Head of Morgan Stanley’s auto and space research Adam Jonas remarked to CNBC that SpaceX “continues to solidify its place as mission control for the emerging space economy.” Jonas continued by saying that “important milestones with Starlink, Starship and government contract dovetail to support an increase in our base valuation”.
Morgan Stanley’s Three-Pronged Approach
Morgan Stanley adopts three cases to evaluate SpaceX’s potential market cap: A base case, a bull case and a bear case.
A base case scenario is the average scenario where a company neither over exceeds expectations nor underperforms. A bull scenario is the ideal projected condition of a company in which prices are rising or are expected to rise. A bearish scenario is characterized by falling prices and a negative outlook for companies.
All three cases take into consideration variables such as product prices, customer metrics, operating costs, inflation, interest rates…
Morgan Stanley has raised its “base case enterprise value” from $52 billion to $101 billion. Within that base case, SpaceX’s rocket segment becomes a business worth $11.7 billion. And Starlink’s satellite internet service is valued at $80.9 billion. Morgan Stanley also devises a scenario where SpaceX adds a point-to-point space travel business worth $8.7 billion.
The firm also increased its bull case for SpaceX. In a scenario where the company will exceed expectations, the firm has upped SpaceX’s valuation from $175 billion to $203 billion. The rocket division and the Starlink service become businesses valued at $52.5 and $132.8 billion respectively.
The bear case valuation also increased from a mere $200 million to $5.4 billion. For this valuation, Morgan Stanley outlined a scenario where the Starlink Project will provide no added value to SpaceX. Additionally, the firm is assuming a scenario where rocket launches are the sole part of SpaceX’s business.
What is the Plausible Outlook for SpaceX?
The aerospace company has carried out a total of eighteen missions so far during 2020. It is currently launching rockets at a rate of approximately one every two and a half weeks.

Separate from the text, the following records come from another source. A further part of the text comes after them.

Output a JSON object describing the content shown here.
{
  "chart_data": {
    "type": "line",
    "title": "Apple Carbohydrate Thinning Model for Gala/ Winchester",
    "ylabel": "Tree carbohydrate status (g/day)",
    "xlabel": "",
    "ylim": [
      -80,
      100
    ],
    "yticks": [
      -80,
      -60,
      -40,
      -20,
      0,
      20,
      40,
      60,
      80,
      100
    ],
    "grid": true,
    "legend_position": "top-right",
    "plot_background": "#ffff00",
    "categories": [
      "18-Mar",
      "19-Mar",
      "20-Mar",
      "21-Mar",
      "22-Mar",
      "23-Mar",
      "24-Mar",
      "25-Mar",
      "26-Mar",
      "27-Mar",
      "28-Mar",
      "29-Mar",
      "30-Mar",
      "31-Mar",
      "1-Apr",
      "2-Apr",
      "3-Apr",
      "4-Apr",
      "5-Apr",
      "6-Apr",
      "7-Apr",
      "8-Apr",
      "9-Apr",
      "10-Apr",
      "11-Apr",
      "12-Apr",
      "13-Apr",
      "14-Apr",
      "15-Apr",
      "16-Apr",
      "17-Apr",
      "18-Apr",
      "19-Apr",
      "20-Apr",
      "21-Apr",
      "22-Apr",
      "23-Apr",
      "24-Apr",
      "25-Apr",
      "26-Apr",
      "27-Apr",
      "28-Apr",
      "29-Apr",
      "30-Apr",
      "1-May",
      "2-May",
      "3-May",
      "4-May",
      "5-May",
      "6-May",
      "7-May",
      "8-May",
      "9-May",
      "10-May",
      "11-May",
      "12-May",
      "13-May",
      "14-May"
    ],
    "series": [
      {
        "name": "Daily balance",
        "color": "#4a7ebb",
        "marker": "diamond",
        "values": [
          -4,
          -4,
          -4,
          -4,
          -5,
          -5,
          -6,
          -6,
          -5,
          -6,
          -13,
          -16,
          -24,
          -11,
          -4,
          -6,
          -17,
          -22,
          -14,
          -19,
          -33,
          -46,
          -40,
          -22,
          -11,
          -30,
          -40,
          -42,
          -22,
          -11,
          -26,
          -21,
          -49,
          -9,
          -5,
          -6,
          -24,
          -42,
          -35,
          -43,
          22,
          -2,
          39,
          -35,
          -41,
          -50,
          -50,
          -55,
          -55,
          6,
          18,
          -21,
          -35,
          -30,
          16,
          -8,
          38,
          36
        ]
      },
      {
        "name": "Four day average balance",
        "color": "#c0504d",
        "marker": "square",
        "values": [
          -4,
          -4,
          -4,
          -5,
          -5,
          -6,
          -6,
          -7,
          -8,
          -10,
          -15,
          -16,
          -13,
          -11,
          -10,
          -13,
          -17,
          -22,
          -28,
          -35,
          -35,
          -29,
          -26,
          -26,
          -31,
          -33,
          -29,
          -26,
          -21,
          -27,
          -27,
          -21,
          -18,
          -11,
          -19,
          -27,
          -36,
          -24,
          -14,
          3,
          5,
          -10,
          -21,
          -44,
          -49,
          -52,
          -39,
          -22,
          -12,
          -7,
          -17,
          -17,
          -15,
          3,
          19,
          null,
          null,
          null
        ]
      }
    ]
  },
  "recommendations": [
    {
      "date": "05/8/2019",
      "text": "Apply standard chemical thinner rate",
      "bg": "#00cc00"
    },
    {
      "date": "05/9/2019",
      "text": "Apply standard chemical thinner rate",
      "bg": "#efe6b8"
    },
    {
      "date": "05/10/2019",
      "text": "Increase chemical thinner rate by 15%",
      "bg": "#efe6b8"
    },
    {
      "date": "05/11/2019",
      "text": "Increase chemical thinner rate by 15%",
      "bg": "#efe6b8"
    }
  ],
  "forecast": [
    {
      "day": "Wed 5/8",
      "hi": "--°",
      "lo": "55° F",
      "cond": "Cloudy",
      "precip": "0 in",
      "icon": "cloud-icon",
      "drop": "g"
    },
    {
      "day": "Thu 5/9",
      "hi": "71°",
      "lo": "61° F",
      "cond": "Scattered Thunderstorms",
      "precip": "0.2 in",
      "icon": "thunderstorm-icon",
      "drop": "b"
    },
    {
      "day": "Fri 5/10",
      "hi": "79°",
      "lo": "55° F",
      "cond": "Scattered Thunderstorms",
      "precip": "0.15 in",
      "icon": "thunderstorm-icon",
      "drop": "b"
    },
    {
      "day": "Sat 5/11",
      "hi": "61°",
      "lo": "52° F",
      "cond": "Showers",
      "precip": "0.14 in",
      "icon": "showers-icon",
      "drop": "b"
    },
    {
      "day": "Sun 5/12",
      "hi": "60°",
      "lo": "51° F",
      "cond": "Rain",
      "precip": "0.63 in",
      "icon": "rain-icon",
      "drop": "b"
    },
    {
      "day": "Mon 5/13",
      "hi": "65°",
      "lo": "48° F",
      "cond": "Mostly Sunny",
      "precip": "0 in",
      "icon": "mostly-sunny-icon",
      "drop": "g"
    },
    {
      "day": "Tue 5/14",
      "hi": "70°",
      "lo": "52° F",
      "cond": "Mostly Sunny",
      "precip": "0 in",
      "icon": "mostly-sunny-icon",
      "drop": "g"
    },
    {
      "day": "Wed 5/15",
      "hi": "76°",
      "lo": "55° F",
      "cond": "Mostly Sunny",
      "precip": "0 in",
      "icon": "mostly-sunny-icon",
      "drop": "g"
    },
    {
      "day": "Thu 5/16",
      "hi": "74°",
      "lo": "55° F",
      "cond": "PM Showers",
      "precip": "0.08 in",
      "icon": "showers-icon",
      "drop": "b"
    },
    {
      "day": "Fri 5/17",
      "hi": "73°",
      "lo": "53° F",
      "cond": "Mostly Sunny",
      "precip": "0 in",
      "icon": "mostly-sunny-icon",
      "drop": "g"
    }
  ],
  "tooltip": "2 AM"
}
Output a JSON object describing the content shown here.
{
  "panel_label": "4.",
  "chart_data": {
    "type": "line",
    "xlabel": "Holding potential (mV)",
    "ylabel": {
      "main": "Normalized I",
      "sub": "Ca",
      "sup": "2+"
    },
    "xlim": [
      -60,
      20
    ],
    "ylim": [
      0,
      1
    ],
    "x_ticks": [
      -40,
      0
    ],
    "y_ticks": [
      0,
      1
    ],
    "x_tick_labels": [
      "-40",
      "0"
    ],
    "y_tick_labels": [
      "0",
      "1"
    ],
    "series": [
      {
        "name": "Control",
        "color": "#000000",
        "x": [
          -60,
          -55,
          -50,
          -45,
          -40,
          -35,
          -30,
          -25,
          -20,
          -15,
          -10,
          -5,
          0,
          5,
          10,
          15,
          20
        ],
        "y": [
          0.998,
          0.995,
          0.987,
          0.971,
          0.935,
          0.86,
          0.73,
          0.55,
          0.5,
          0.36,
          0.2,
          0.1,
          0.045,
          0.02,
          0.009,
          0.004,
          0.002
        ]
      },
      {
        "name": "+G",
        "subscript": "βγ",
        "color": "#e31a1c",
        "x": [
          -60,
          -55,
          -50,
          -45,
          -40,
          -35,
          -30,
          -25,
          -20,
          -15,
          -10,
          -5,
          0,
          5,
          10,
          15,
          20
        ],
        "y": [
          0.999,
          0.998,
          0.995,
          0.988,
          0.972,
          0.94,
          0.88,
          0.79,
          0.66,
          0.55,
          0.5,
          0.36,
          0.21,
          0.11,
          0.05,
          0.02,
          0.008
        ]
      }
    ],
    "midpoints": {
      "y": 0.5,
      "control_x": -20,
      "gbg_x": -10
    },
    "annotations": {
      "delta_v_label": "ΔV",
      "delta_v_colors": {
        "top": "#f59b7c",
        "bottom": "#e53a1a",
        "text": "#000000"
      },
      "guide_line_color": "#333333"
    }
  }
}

There is also a very strong investor demand for SpaceX. Last August, the company secured $1.9 billion in its series-N funding. SpaceX became in the process the third most valuable private company in the world.
It is setting new standards for space access on two key fronts: rocket reusability and vertical integration.
Its satellite internet constellation is also ever-increasing. SpaceX will soon launch its fifteenth Starlink mission overall, and is set to roll out its public beta service in the upcoming weeks.
Morgan Stanley’s $100 billion valuation will most likely increase over time, and the bullish figures may soon turn into base case ones.